Käsebrötchen schrieb am 18.10.2010 22:40:
naja, theoretisch ist der skandal schon plausibel, schon gut möglich, dass wir auch so zu unser wm-austragung gekommen sind ;)
russland fänd ich schon irgendwie ziemlich cool, ist mal definitiv was anderes und durch die wm lernt man ja auch immer menschen&kultur kennen. wär allerdings recht scheiße für die spieler, wegen den temperaturen :D
usa wär auch gar nicht so übel, oder eben japan oder katar, ein alnd was mir so gut wie gar nichts sagt. also katar for 2022!!!! :D
georgdostmann schrieb am 17.10.2010 20:42:
Naja 2018 hat den Vorteil, dass es in Europa ist und wenn ich genug geld habe und Karten krieg, bin ich dabei :D. Aber es stimmt, dass 2022 dafür viel mehr bzw. fast nur Exoten dabei sind.

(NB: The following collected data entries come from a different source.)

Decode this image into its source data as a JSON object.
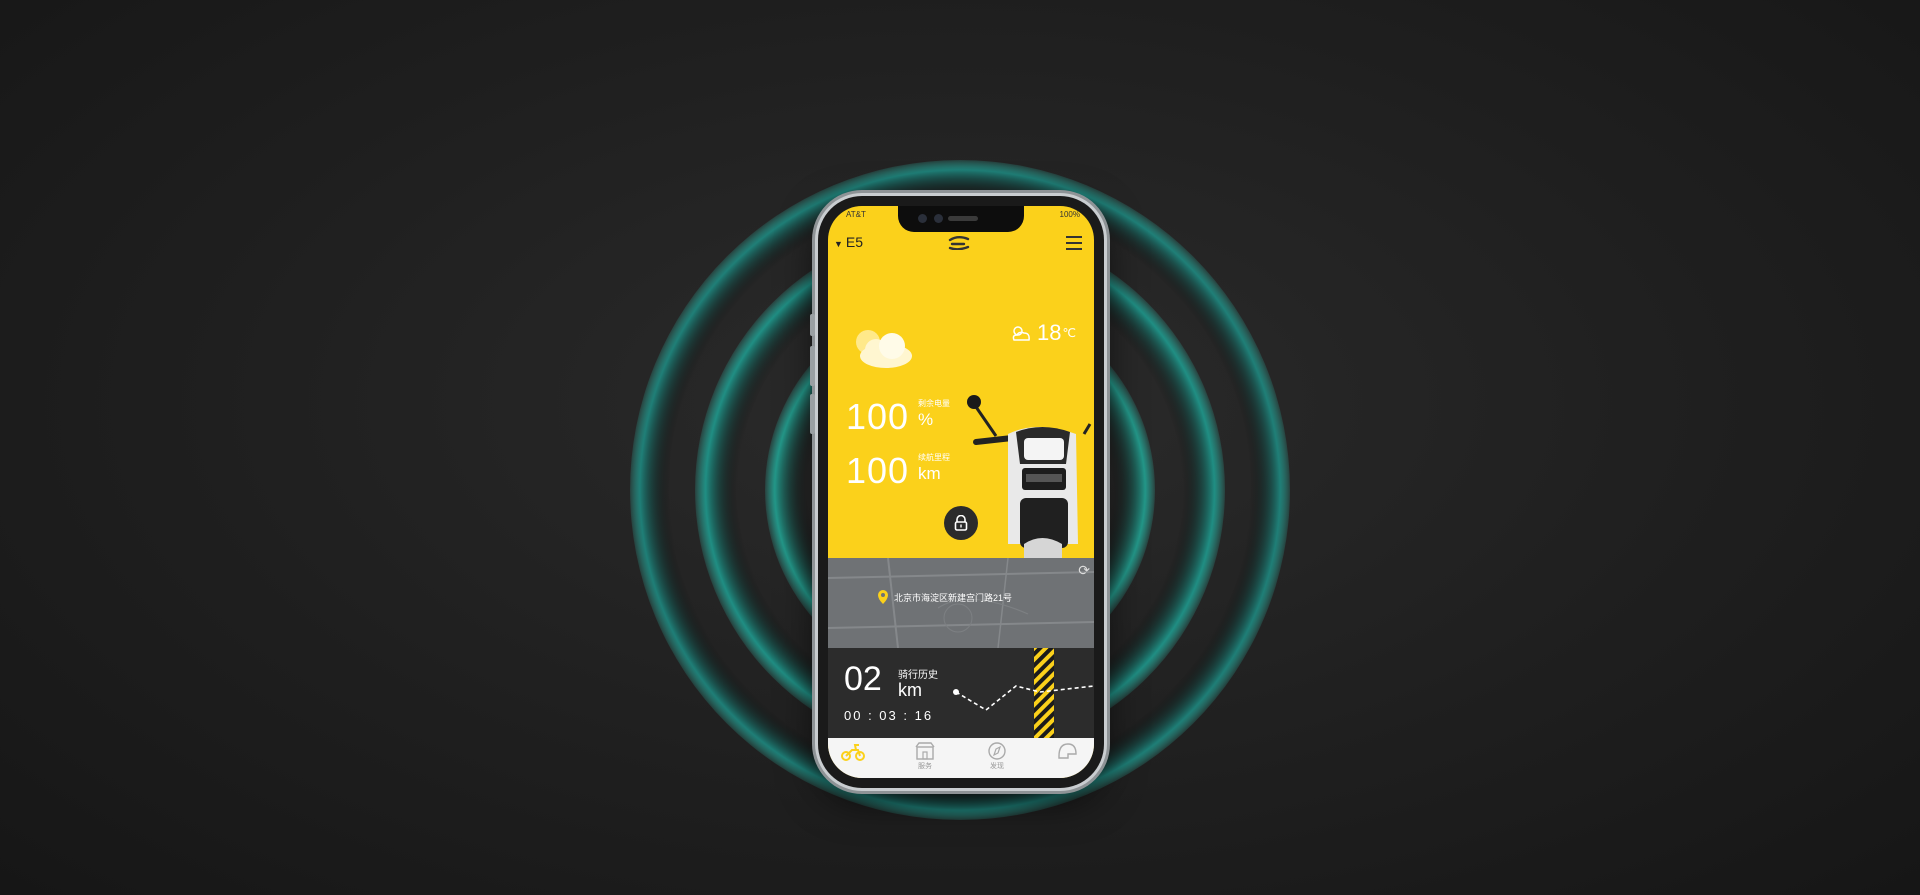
{
  "status_bar": {
    "carrier": "AT&T",
    "battery": "100%"
  },
  "header": {
    "model": "E5",
    "caret": "▼"
  },
  "weather": {
    "temperature": "18",
    "unit": "℃"
  },
  "battery_stat": {
    "value": "100",
    "unit": "%",
    "label": "剩余电量"
  },
  "range_stat": {
    "value": "100",
    "unit": "km",
    "label": "续航里程"
  },
  "map": {
    "address": "北京市海淀区新建宫门路21号"
  },
  "ride": {
    "distance": "02",
    "unit": "km",
    "label": "骑行历史",
    "duration": "00 : 03 : 16"
  },
  "tabs": [
    {
      "label": ""
    },
    {
      "label": "服务"
    },
    {
      "label": "发现"
    },
    {
      "label": ""
    }
  ],
  "colors": {
    "accent": "#fbd11b",
    "ring": "#2fb3a3",
    "dark": "#2c2c2c"
  }
}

Viel schlimmer finde ich aber diesen ganzen Skandal, falls dieser wirklich wahr sein sollte. Da sollte man sich die Frage stellen, ob dies bei vergangen WMs, vielleicht auch 2006 in Deutschland, ebenfalls so war. So viele Länder profitieren oder profitieren nicht von einer WM, dass es hierbei um Milliardenbeiträge geht. Nicht auszumalen, was zwei solche Idioten für einen Schaden mit so etwas verursachen würden.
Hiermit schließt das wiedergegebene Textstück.